Intranet penetration, obtain domain name link
Our front-end case runs demoon a port number 3000, so we can perform intranet penetration for local services under this port number:
$ ngrok http 3000
如上图,访问 https://55e4-121-33-184-45.ngrok-free.app 即访问了 http://localhost:3000。
配置 JS-SDK 域名白名单
进入 测试号管理 配置域名 55e4-121-33-184-45.ngrok-free.app:
获取 Access Token
我们获取到测试公众号的 appID 和 appsecret:
然后,通过调用[get] https://api.weixin.qq.com/cgi-bin/token?grant_type=client_credential&appid=APPID&secret=APPSECRET 可以获取 access token:
获取 Jsapi Ticket
通过 access_token,我们通过调用 [get] https://api.weixin.qq.com/cgi-bin/ticket/getticket?access_token=ACCESS_TOKEN&type=jsapi 可以获取 Jsapi Ticket:
获取签名
我们已经获取到 jsapi_ticket,之后,通过 微信 js 签名工具 完成签名:
- jsapi_ticket:通过
getticket接口获取的JSAPI调用凭证 - noncestr:随机生成的字符串(上图是
jimmy) - timestamp:当前时间戳(单位:秒)
- url:需要调用
JS接口的URL
引入 js-sdk
这里我直接使用 npm 安装:npm install weixin-js-sdk。当然你也可以使用 script 引入外链 <script src="https://res.wx.qq.com/open/js/jweixin-1.6.0.js"></script>。
使用 js-sdk 功能
下面我们结合 react 的 demo 代码:
import React, { useState, useEffect } from 'react';
import wx from 'weixin-js-sdk';
function Demo(){
const [value, setValue] = useState('');
useEffect(() => {
initJsDdkConfig();
}, []);
// 初始化 js-sdk 的配置信息
const initJsDdkConfig = () => {
wx.config({
debug: true, // 开启调试模式,调用的所有api的返回值会在客户端alert出来,若要查看传入的参数,可以在pc端打开,参数信息会通过log打出,仅在pc端时才会打印。
appId: 'wxd14f1f23ebac23ac', // 必填,测试公众号的 app id
timestamp: '1683904745', // 必填,上图的时间戳
nonceStr: 'jimmy', // 必填,上图的随机字符串
signature: '65caaeb958e91f089af2f74a240dffff8c4a5584', // 必填,上图中生成的凭证
jsApiList: ['scanQRCode'] // 需要使用到 js 接口列表
});
}
// 扫描
const scaneMethod = () => {
wx.ready(function() { // ready 后调用,确保加载了配置
wx.scanQRCode({
// 微信扫一扫
desc: "scanQRCode desc",
needResult: 1, // 默认为0,扫描结果由微信处理,1则直接返回扫描结果,
scanType: ["qrCode", "barCode"], // 可以指定扫二维码还是一维码,默认二者都有
success: function(res) {
const getCode = res.resultStr; // 当needResult 为 1 时,扫码返回的结果
// 设置回填
setValue(getCode);
},
fail: function(res) {
Toast(res.errMsg);
}
})
})
}
return (
<div>
<button onClick={() => scaneMethod()}>扫一扫</button>
<p>扫描结果:{ value }</p>
</div>
)
}
export default Demo;
First, we obtained the configuration information JS-SDKof , and then jsApiListdeclared jsthe interface in scanQRCode. After that, click the scan code button to invoke the scan code function.

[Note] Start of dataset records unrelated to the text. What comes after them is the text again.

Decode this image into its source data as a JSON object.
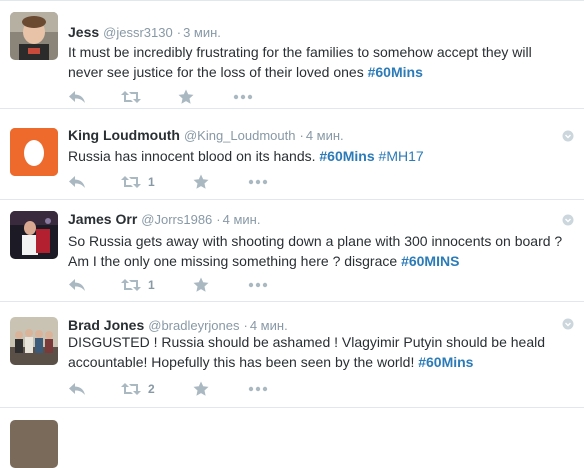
{
  "tweets": [
    {
      "name": "Jess",
      "handle": "@jessr3130",
      "time": "3 мин.",
      "text_before": "It must be incredibly frustrating for the families to somehow accept they will never see justice for the loss of their loved ones ",
      "hashtags": [
        "#60Mins"
      ],
      "retweets": "",
      "avatar": "photo-child"
    },
    {
      "name": "King Loudmouth",
      "handle": "@King_Loudmouth",
      "time": "4 мин.",
      "text_before": "Russia has innocent blood on its hands. ",
      "hashtags": [
        "#60Mins",
        "#MH17"
      ],
      "retweets": "1",
      "avatar": "default-egg"
    },
    {
      "name": "James Orr",
      "handle": "@Jorrs1986",
      "time": "4 мин.",
      "text_before": "So Russia gets away with shooting down a plane with 300 innocents on board ? Am I the only one missing something here ? disgrace ",
      "hashtags": [
        "#60MINS"
      ],
      "retweets": "1",
      "avatar": "photo-stage"
    },
    {
      "name": "Brad Jones",
      "handle": "@bradleyrjones",
      "time": "4 мин.",
      "text_before": "DISGUSTED ! Russia should be ashamed ! Vlagyimir Putyin should be heald accountable! Hopefully this has been seen by the world! ",
      "hashtags": [
        "#60Mins"
      ],
      "retweets": "2",
      "avatar": "photo-group"
    }
  ],
  "colors": {
    "name": "#292f33",
    "meta": "#8899a6",
    "hashtag": "#2b7bb9",
    "egg_bg": "#ee6a2c",
    "divider": "#e1e8ed",
    "action_icon": "#aab8c2"
  },
  "icons": [
    "reply-icon",
    "retweet-icon",
    "favorite-icon",
    "more-icon",
    "caret-icon"
  ]
}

The console output of the WeChat development tool is as follows:
The in the figure
signatureis regenerated
2. Cooperate with the backend and configure the domain name
This method of back-end cooperation requires the back-end or operation and maintenance colleagues to ip:portmap , such as: frontend.internal:3000. Accessing a project http://frontend.internal:3000means accessing your local project.

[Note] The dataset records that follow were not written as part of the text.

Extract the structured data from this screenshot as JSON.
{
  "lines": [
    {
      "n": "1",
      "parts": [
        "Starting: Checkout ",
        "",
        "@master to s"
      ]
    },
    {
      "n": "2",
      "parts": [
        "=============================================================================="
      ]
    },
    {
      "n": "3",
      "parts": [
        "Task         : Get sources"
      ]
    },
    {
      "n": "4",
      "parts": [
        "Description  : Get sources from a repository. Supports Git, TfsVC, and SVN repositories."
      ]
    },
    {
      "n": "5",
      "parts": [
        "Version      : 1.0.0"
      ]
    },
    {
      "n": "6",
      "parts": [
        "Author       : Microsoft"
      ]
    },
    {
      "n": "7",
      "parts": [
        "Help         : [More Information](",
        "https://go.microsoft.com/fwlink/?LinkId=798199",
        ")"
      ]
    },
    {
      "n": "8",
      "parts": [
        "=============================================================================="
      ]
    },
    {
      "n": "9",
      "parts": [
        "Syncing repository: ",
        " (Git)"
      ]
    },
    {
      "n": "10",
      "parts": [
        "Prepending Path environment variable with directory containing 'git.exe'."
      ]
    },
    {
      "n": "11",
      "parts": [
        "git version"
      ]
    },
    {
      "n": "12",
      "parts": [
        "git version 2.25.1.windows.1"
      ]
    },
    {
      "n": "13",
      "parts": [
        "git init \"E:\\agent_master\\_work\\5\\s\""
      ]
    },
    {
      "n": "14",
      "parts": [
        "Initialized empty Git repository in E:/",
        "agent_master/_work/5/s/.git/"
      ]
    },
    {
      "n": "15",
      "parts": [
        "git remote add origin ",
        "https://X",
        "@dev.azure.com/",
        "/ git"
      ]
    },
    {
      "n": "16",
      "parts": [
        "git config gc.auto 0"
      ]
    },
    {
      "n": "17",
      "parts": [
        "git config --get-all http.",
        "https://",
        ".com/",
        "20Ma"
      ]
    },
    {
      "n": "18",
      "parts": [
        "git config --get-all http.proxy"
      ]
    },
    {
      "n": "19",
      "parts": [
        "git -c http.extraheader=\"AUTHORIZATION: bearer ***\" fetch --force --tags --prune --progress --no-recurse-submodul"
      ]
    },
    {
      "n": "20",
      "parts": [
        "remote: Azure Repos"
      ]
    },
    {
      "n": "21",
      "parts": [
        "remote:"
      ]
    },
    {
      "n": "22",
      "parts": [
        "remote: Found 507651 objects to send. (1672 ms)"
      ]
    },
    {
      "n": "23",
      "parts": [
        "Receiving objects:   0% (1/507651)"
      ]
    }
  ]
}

Then the next process is exactly the same as that in the Ngrok Intranet Penetration chapter.配置 JS-SDK 域名白名单引入 js-sdk使用 js-sdk 功能
Afterword
Comparing the two methods, the author still likes the first 2one . One is that the stability of access is guaranteed, and the other is that the test environment can be debugged by the way (if the test environment is ip access). However, the 1first does not hinder the progress of the project.